C. TECHNOLOGIES OBSOLÈTES : QUELLE GESTION GLOBALE DU RISQUE ET QUELLE PLACE POUR LES POUVOIRS PUBLICS DANS SON IMPULSION ?
Au-delà du caractère technique de cette problématique, la mise en extinction des réseaux 2G/3G aura permis de mettre en lumière la vulnérabilité collective qui découle de la dépendance à des technologies anciennes qui ne sont plus maintenues ou qui sont mises à l'arrêt.
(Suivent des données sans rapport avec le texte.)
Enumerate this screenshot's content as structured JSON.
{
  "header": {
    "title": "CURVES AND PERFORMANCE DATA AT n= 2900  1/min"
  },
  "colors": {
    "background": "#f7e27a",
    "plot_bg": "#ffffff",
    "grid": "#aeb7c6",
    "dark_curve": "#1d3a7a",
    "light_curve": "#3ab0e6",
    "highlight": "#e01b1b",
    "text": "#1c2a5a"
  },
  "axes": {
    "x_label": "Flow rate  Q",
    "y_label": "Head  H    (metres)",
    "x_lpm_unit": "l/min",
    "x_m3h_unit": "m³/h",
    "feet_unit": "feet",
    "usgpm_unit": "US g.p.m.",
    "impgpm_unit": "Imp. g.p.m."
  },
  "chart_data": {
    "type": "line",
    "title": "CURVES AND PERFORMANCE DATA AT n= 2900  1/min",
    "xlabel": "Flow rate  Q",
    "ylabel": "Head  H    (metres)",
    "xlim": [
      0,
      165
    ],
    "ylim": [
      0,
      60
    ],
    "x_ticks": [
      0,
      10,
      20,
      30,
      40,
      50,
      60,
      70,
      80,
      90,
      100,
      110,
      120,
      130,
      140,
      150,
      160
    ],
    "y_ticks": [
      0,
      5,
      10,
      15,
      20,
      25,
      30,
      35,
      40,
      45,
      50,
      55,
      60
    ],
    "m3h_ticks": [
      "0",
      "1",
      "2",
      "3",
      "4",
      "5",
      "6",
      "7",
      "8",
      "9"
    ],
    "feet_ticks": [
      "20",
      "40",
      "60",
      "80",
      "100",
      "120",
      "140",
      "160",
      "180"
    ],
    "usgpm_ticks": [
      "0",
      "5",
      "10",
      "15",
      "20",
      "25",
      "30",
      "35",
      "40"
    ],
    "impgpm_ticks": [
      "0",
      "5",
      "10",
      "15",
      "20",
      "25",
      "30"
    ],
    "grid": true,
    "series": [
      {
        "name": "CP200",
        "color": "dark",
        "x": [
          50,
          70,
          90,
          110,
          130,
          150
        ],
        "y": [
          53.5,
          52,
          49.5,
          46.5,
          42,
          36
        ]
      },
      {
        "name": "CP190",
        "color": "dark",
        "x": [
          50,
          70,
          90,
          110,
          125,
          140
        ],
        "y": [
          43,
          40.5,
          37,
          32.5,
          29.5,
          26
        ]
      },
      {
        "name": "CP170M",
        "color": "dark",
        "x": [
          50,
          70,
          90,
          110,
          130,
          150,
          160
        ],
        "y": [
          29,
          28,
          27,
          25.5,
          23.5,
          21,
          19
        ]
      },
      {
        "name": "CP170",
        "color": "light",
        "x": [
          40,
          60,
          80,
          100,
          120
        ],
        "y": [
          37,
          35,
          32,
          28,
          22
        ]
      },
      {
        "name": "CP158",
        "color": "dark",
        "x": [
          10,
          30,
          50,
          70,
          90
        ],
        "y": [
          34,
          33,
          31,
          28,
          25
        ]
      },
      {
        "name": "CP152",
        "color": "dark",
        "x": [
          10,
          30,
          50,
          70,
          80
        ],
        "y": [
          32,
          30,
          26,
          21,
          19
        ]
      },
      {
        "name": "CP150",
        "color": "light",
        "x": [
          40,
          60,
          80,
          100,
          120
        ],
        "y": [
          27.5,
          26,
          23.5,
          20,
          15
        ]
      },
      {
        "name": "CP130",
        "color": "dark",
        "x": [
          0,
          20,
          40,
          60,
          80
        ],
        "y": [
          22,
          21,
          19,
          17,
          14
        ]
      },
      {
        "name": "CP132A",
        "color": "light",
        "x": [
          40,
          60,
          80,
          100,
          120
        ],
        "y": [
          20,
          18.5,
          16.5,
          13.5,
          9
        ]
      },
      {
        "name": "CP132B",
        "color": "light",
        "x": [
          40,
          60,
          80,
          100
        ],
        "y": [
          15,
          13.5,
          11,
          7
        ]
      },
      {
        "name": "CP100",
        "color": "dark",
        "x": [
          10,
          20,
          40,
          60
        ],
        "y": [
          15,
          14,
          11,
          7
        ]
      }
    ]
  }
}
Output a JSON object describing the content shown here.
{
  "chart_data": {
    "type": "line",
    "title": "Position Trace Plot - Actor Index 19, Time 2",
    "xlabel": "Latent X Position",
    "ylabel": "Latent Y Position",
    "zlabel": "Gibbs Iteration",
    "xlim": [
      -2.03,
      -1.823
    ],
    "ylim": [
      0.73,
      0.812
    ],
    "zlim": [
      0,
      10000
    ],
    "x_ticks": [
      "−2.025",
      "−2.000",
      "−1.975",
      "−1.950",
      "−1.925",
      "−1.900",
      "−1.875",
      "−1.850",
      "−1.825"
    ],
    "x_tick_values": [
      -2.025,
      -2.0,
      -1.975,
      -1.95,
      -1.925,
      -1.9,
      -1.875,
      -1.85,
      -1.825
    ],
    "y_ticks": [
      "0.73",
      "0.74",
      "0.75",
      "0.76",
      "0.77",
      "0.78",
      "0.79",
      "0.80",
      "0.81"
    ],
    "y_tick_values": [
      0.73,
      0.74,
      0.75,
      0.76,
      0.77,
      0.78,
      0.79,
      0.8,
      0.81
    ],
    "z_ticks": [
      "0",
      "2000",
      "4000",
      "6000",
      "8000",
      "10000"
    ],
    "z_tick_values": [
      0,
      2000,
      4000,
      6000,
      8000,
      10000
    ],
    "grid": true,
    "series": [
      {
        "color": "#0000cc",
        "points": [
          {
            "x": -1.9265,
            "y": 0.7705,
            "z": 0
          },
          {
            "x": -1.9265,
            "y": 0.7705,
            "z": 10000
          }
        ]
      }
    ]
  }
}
À cette aune, il paraît primordial de donner les moyens aux acheteurs publics de pouvoir se prémunir des conséquences d'une bascule technologique non anticipée sur l'exécution d'un contrat ou d'un marché public, et d'impulser une réflexion sur la sécurisation et la mise à niveau des marchés publics en ce qui concerne les technologies mobilisées par les prestataires.
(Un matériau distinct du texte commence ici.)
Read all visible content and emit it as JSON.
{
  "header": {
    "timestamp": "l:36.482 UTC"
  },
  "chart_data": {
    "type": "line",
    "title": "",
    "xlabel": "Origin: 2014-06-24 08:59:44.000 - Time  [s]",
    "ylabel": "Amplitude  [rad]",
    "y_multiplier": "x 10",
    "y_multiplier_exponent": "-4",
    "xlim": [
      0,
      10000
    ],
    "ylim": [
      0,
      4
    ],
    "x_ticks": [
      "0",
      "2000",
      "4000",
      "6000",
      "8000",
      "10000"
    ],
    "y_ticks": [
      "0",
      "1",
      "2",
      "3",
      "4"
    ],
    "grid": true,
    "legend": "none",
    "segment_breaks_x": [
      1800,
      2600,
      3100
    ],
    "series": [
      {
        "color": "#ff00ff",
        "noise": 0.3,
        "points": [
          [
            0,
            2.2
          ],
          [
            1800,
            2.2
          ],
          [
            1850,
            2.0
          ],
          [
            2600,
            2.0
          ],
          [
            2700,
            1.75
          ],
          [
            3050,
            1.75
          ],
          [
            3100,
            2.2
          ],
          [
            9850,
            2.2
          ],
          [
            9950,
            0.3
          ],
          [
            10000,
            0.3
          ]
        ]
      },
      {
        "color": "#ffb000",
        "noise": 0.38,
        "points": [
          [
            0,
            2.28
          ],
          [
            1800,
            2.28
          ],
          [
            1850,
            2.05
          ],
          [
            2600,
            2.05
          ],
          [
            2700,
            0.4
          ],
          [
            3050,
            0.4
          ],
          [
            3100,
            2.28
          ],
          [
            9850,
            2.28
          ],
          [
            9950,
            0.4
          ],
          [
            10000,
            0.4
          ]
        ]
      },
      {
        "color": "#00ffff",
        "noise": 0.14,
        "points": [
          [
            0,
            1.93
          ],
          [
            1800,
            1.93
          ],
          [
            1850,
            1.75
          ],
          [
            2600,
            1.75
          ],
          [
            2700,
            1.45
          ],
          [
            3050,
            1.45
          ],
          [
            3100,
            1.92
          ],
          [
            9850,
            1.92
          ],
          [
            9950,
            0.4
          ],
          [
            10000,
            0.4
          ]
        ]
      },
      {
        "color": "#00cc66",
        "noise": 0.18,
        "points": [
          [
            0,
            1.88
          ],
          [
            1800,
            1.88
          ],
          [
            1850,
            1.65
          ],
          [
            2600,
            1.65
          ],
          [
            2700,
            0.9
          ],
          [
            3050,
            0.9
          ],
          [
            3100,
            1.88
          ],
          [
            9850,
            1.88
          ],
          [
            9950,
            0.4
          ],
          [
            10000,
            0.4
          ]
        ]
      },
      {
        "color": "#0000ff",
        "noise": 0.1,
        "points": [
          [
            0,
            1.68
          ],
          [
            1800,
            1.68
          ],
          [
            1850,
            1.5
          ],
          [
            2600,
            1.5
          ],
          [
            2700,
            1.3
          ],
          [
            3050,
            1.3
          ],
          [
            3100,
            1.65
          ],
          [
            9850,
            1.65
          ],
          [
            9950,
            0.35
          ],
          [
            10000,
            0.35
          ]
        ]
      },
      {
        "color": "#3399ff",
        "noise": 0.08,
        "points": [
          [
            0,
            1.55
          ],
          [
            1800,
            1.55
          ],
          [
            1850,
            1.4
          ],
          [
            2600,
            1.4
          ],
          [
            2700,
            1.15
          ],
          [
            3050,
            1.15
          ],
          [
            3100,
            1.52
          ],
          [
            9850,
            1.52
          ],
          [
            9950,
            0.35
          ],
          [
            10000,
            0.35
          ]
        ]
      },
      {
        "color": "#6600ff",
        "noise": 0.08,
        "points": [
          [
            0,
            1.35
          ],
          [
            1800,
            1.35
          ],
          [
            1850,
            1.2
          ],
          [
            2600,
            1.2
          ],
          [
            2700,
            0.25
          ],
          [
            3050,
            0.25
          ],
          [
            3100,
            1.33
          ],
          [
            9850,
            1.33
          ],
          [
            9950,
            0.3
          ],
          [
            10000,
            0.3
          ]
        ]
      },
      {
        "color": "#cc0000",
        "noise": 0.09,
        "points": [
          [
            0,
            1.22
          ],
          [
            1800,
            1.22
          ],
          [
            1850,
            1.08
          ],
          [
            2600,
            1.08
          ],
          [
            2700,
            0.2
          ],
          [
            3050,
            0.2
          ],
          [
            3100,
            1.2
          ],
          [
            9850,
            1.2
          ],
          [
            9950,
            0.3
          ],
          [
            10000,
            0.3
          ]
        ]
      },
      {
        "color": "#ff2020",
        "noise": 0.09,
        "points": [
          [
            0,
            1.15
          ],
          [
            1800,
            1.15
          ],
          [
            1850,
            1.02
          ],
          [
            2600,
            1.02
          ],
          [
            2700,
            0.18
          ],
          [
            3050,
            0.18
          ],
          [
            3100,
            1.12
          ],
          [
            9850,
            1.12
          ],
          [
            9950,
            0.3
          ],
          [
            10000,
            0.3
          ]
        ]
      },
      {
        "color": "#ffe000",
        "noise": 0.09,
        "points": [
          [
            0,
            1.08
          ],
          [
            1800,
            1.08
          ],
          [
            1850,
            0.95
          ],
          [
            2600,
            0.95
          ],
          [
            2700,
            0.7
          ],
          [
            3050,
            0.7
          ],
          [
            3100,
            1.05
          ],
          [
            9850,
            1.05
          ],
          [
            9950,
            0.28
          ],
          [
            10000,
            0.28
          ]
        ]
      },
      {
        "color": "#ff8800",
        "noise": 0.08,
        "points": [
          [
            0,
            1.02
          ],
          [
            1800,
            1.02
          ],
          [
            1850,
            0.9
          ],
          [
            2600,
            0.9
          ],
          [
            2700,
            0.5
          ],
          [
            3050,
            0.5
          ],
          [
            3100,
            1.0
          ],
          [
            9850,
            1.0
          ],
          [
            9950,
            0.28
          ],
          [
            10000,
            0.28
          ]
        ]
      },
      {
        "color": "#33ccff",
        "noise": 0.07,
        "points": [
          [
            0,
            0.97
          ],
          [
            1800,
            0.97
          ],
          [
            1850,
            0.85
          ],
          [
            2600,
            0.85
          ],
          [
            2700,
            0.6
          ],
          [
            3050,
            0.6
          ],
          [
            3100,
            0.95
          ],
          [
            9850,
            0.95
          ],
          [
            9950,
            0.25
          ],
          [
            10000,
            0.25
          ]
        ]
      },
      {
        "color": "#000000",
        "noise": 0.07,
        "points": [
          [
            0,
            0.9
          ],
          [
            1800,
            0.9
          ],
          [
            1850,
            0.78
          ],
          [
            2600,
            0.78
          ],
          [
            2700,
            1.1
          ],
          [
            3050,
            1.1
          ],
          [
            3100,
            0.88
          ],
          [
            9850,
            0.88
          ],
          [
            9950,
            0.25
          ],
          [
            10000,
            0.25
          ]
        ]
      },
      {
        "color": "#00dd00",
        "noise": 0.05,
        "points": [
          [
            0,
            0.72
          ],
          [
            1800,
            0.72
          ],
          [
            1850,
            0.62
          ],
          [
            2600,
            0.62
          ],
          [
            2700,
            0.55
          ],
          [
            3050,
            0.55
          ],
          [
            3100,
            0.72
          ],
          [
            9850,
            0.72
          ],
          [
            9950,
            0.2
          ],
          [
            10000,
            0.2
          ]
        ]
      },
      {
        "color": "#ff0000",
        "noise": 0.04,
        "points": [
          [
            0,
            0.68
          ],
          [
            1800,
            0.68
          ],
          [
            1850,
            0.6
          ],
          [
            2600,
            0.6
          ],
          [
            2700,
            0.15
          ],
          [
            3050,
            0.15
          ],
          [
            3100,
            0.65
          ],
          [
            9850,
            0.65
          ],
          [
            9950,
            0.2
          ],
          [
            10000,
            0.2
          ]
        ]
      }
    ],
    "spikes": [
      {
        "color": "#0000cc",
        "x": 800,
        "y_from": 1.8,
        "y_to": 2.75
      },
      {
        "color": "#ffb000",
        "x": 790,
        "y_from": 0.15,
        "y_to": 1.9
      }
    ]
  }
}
La commission regrette enfin que les réflexions en cours sur la résilience collective ne tiennent pas suffisamment compte des vulnérabilités liées à la dépendance à des technologies anciennes telles que les réseaux 2G/3G ou le cuivre.
D. COLLECTE RECYCLAGE ET RÉEMPLOI DES TERMINAUX 2G/3G : L'URGENCE DE MASSIFIER LA FILIÈRE
Les conséquences environnementales de la transition constituent un point de vigilance majeur pour la commission. Pour atténuer l'impact carbone du renouvellement des équipements, un levier à développer massivement est celui de la collecte pour conditionnement, le recyclage des terminaux, voire le réemploi. Aujourd'hui, selon les dernières données de l'Arcep, la collecte ne concerne même pas un téléphone mobile sur cinq.